Lead AI Engineer - SRE, LLM Agents, Full-Stack Architecture
Explicitly calls out 'Vibe Coding' and AI-assisted workflows using Cursor and GitHub Copilot for developer productivity.
About the Role
Lead AI Engineer to architect, build, and operationalize enterprise-grade agentic LLM systems and observability within a regulated financial environment.

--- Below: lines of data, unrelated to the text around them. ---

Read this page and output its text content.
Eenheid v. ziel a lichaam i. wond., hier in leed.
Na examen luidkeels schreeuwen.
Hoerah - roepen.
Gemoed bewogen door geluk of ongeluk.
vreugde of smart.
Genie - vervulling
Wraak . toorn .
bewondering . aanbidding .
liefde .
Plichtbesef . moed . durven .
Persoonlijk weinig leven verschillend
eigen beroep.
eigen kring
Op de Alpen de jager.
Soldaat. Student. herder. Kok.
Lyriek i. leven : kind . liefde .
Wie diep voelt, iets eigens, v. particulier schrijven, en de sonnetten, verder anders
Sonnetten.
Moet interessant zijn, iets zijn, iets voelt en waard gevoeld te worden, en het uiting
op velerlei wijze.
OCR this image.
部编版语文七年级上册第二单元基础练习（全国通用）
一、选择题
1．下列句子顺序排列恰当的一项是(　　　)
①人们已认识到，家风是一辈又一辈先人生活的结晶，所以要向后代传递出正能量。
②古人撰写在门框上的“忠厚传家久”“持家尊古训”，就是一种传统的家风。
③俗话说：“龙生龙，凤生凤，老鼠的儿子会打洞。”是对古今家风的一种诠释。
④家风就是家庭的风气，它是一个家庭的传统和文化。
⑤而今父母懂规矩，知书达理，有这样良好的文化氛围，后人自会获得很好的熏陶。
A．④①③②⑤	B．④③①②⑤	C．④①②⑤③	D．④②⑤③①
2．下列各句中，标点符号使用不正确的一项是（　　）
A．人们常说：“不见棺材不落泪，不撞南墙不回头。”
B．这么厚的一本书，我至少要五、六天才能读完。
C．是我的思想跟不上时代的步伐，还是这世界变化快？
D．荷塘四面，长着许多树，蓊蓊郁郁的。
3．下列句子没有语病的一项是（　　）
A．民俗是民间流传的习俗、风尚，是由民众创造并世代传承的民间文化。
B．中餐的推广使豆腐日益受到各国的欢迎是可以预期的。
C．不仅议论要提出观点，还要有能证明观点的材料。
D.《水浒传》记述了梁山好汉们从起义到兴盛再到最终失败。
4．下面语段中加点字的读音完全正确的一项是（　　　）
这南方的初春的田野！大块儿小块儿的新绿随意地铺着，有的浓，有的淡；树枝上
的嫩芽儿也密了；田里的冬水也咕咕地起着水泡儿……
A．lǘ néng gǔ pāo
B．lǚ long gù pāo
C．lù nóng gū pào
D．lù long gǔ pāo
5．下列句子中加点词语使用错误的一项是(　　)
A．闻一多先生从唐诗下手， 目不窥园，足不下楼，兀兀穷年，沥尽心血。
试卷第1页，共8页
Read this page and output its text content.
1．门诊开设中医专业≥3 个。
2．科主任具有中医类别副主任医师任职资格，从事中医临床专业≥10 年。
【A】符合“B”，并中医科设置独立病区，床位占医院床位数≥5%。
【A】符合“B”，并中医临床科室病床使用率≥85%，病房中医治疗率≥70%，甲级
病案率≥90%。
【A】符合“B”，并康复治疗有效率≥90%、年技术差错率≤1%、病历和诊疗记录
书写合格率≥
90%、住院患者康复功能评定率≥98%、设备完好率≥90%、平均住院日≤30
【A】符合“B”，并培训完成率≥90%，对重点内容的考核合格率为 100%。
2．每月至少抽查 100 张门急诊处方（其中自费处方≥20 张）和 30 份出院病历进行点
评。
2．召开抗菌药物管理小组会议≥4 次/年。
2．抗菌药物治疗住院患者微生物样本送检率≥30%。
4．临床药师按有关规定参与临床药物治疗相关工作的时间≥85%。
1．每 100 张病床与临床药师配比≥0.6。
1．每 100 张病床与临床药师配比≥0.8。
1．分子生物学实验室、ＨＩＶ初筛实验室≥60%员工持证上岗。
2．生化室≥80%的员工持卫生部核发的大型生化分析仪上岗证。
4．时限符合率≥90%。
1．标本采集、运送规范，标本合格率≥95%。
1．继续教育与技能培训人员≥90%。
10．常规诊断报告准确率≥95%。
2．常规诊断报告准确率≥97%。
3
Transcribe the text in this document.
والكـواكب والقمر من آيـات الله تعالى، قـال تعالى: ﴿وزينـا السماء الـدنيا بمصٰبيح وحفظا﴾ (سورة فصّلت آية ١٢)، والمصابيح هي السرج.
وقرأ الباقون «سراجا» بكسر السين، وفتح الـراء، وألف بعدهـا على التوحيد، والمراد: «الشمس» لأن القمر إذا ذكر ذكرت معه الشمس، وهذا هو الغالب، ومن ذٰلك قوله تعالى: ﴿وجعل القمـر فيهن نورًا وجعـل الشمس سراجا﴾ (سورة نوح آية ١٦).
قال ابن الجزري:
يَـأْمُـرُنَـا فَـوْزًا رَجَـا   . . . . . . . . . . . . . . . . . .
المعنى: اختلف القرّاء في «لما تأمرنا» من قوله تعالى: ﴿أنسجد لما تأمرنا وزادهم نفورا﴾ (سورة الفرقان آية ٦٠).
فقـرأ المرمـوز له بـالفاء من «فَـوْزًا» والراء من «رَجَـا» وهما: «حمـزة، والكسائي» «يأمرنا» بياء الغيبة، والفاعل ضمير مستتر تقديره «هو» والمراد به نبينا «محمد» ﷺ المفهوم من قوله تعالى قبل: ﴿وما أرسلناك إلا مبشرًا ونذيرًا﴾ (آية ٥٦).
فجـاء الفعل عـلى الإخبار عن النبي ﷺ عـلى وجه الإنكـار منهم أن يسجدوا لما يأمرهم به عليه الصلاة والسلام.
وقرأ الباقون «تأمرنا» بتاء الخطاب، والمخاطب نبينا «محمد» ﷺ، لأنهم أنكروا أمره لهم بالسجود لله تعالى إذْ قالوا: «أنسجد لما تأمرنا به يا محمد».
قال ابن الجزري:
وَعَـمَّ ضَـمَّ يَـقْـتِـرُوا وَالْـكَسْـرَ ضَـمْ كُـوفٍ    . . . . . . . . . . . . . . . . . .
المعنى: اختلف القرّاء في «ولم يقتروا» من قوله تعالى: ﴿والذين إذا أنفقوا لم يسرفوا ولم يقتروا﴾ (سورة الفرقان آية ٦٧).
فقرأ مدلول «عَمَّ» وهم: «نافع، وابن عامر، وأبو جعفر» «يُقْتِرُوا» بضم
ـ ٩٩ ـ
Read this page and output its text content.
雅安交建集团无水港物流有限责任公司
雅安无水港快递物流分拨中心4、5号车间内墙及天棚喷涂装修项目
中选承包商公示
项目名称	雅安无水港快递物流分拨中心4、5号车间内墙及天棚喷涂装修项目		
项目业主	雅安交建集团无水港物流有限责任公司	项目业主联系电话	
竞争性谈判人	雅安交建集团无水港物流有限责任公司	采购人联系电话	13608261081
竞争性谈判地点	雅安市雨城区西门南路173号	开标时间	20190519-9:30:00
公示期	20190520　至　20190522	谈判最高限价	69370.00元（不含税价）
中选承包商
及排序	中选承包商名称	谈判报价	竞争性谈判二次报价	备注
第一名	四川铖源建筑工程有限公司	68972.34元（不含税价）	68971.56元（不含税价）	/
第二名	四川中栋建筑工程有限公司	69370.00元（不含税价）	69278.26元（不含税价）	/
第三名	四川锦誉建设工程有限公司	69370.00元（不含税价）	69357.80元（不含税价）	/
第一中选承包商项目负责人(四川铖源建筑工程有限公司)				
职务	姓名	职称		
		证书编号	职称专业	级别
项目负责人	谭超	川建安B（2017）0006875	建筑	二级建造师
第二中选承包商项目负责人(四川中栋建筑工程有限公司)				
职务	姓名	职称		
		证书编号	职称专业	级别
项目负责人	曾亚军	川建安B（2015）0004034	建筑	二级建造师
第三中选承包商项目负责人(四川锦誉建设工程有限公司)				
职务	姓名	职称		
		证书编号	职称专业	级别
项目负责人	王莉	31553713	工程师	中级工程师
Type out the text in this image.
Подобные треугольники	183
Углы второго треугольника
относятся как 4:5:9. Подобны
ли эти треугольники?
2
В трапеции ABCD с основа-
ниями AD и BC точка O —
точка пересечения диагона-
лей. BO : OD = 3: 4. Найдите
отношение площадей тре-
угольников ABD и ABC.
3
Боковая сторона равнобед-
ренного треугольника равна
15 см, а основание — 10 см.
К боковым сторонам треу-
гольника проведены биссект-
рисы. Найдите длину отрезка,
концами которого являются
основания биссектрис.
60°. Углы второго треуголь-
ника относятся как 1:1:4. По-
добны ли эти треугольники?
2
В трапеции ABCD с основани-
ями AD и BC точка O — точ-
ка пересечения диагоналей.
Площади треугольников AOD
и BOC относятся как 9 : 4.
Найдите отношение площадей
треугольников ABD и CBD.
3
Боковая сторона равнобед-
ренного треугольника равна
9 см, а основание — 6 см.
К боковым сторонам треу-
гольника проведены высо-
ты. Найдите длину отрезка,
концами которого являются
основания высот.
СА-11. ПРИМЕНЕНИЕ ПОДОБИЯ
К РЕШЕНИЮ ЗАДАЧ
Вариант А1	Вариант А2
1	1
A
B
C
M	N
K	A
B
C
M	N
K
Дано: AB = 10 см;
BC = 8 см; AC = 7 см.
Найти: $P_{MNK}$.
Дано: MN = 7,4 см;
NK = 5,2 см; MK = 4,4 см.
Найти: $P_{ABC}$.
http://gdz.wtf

The role combines SRE practices, full-stack development (Node.js/TypeScript and Python), and leadership to deliver secure, auditable AI automation and production RAG pipelines.
Job Description
Role
Lead AI Engineer responsible for designing, building, and operating agentic LLM systems, Model Context Protocol (MCP) servers, and production-grade RAG/GraphRAG pipelines in a regulated financial institution. The position blends AI architecture, site reliability engineering, full-stack development, and technical leadership.
Key Responsibilities
- Architect and deploy multi-agent LLM workflows that perform autonomous reasoning, planning, and secure tool execution within banking systems.
- Design and implement Model Context Protocol (MCP) servers for standardized context management between models, internal APIs, and external data sources.
- Build production Retrieval-Augmented Generation (RAG) and GraphRAG pipelines with full auditability grounded in enterprise financial data.
- Lead full-stack development using Node.js (TypeScript) and Python (FastAPI/Django) to expose RESTful and GraphQL APIs for LLM inferences and agent actions.
- Implement AI observability using the ELK stack (Elasticsearch, Logstash, Kibana) focused on LLM metrics (latency, token usage, hallucinations, model drift).
- Apply SRE best practices to AI workloads: HA, fault tolerance, incident playbooks, SLO/SLA management, CI/CD for models, shadow deployments, and rollback strategies.
- Automate infrastructure and deployments with Bash and Python scripts; establish prompt versioning, model drift detection, and automated evaluation pipelines.
- Mentor and lead engineers, influence cross-functional technical decisions, and drive AI-native development practices including AI-assisted developer workflows (Cursor, GitHub Copilot).
Requirements
- Expert-level proficiency in Node.js (TypeScript/JavaScript) and Python; Bash scripting mandatory.
- Deep understanding of LLM architectures, prompt engineering, fine-tuning techniques (LoRA/qLoRA), embeddings, and production LLM application operation.
- Hands-on experience with agentic frameworks and implementing MCP servers.
- Proven experience building RAG/GraphRAG pipelines and working with vector databases (Pinecone, Milvus, Weaviate).
- Extensive experience with ELK Stack for logging/observability and AI-specific metric tracking.
- Cloud-native architecture experience; Azure and AKS strongly preferred.
- Experience with enterprise AI tooling: Microsoft Copilot (Copilot Studio), Meta AI (Llama ecosystem), Google AI (Gemini, Vertex AI).
- Minimum 8+ years progressive software engineering experience and at least 3 years in a technical leadership or architectural role.
Banking & Compliance
- Knowledge of SOC 2 Type II principles, financial data classification, PII protection, and audit trails for AI outputs.
- Experience with secure credential management (Azure Key Vault, HashiCorp Vault), model governance (versioning, explainability), and zero-trust/least-privilege patterns.
Preferred Qualifications
- Experience integrating AI observability with OpenTelemetry, Elastic certifications, familiarity with Elastic Agent/Fleet, prior financial services experience, or contributions to open-source AI/ML projects.
Location & Compensation
- Work Location: Hybrid remote in Toronto, ON (York District).
- Pay: $59,408.22 - $139,005.25 per year.